By contrast , and as seen just from my viewpoint, there seems to be an underlying judgmental approach to people who for one reason or another get tangled in the legal system in which ( more often than not ) those who are guilty are “bad” and those who are innocent are ” good” . Expressed differently there is less of a distinction for those in the legal world between the circumstances of an event and the root causes of the event and assumes that all people know the difference between right and wrong and have the free will to make those choices of action or behavior.
Perhaps what Richard is trying to say is that the notions of compassion and understanding can and should be in greater evidence in the affairs of the Legal Profession.
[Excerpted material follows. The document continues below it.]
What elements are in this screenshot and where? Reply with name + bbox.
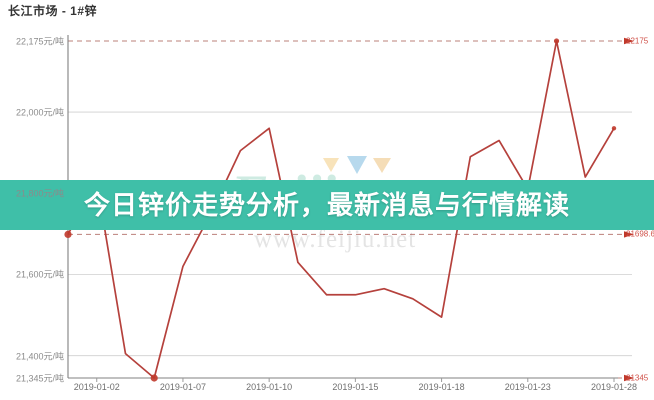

This approach would be far more cost effective and , from the societal viewpoint, is the right thing to do.
Humanity for the majority leaving judgmental actions for the minority of transgressions.
Peter Fielding
I’ve always made it my business to lay out all the risks and tradeoffs that I can think of to the client. This is what one does anyway when deciding whether or not to take a case – why wouldn’t you share that process with the client?